Some of the kids let out appreciative oohs and ahs, which the beggar didn’t count as interruptions. They were a welcome sign he was winning them over.

“Now, you’ve all seen those embers rising up – ”

“I have! I have!” said the smart little point-scorer, thrusting his arm up again.

“You all have,” insisted the beggar. “But what you don’t know is they fly up that chimney full of tales of everything that’s gone on in that house that day. See, the fire is watching, always watching, and the Fieries are its messengers, taking word to Decemberon. Every day throughout the year, they go up to the heavens and report to the King how all the people of the world have behaved. Whether they’ve been good or bad.”

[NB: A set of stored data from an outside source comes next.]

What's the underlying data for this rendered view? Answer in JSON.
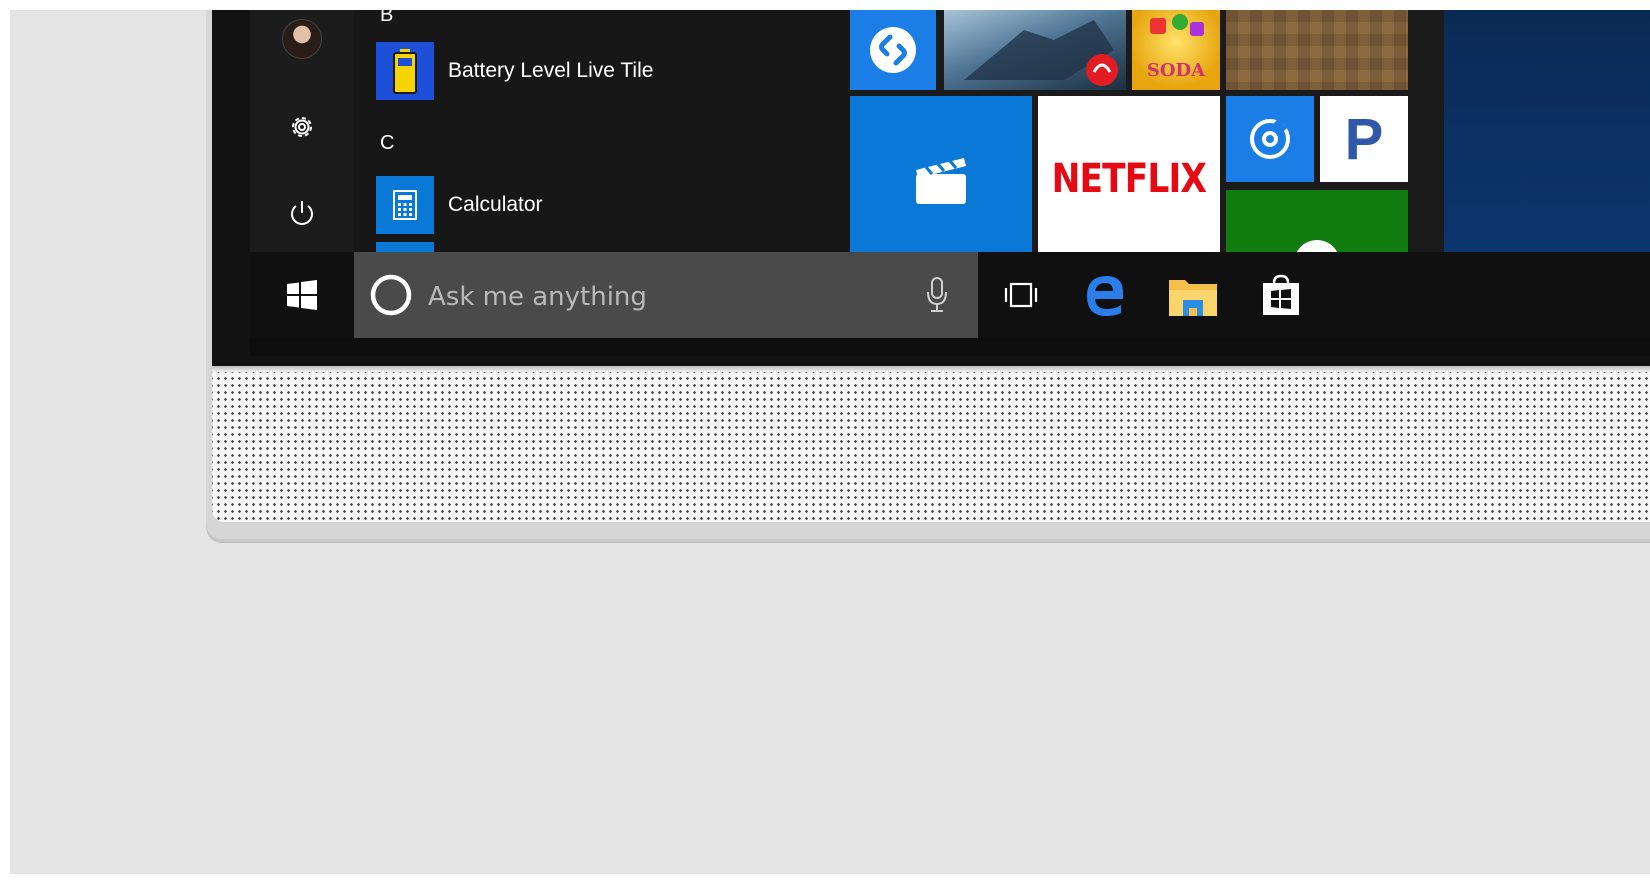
{
  "start_menu": {
    "rail": {
      "avatar_icon": "user-avatar-icon",
      "settings_icon": "gear-icon",
      "power_icon": "power-icon"
    },
    "sections": [
      {
        "letter": "B",
        "apps": [
          {
            "label": "Battery Level Live Tile",
            "icon": "battery-icon",
            "tile_color": "#1e4fd8"
          }
        ]
      },
      {
        "letter": "C",
        "apps": [
          {
            "label": "Calculator",
            "icon": "calculator-icon",
            "tile_color": "#0a78d7"
          }
        ]
      }
    ],
    "tiles": [
      {
        "name": "shazam",
        "icon": "shazam-icon",
        "color": "#1a7ee6"
      },
      {
        "name": "game",
        "icon": "snowboard-image-icon",
        "color": "#3b5f7f"
      },
      {
        "name": "candy",
        "icon": "candy-crush-icon",
        "color": "#f0c020",
        "text": "SODA"
      },
      {
        "name": "minecraft",
        "icon": "minecraft-icon",
        "color": "#8c6a42"
      },
      {
        "name": "movies",
        "icon": "clapperboard-icon",
        "color": "#0a78d7"
      },
      {
        "name": "netflix",
        "icon": "netflix-logo-icon",
        "color": "#ffffff",
        "text": "NETFLIX",
        "text_color": "#e50914"
      },
      {
        "name": "groove",
        "icon": "groove-music-icon",
        "color": "#1a7ee6"
      },
      {
        "name": "pandora",
        "icon": "pandora-icon",
        "color": "#ffffff",
        "text": "P",
        "text_color": "#2f59a8"
      },
      {
        "name": "xbox",
        "icon": "xbox-icon",
        "color": "#107c10"
      }
    ]
  },
  "taskbar": {
    "start_icon": "windows-logo-icon",
    "search": {
      "placeholder": "Ask me anything",
      "cortana_icon": "cortana-circle-icon",
      "mic_icon": "microphone-icon"
    },
    "apps": [
      {
        "name": "task-view",
        "icon": "task-view-icon"
      },
      {
        "name": "edge",
        "icon": "edge-browser-icon"
      },
      {
        "name": "file-explorer",
        "icon": "folder-icon"
      },
      {
        "name": "store",
        "icon": "store-bag-icon"
      }
    ]
  }
}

“We don’t light fires in the summer.” Point-scorer again, being too smart for his own good.

“That’s right. Summer is like winter for the Fieries.  Most of them sleep, like tortoises, while the sun warms the earth, dries the wood and looks after things generally. The Fieries lie dormant, tucked away in the wood until it’s proper dry and they’re released when your parents start lighting those fires when the cold months start to come around.”

Point-scorer’s mouth wrinkled sceptically, but he wasn’t brave enough to argue the point. For now.

“Anyway,” the beggar pressed on, “one night a year, in the heart of winter, it’s important to leave the hearth unlit. No fires, because Fieries can only float upwards when there’s a fire. But if there’s no fire in the hearth, on this one night, that’s when Decemberon descends.”

This provoked more oohs and ahs.

“Yes, he and his Fieries come down your chimneys. To all the houses where the children have been good. And if they leave out warm mince pies and a glass of sherry – or something stronger, he doesn’t mind – well, he’ll leave them a present.”

“What kind of present?” asked an excited girl. And every young face lit up in anticipation of the answer.

“Ah now, that depends on how good they’ve been.” They wouldn’t be able to see his smile under his hood, but the beggar went ahead and favoured them with a big fat grin anyway. “And how good the pies are.”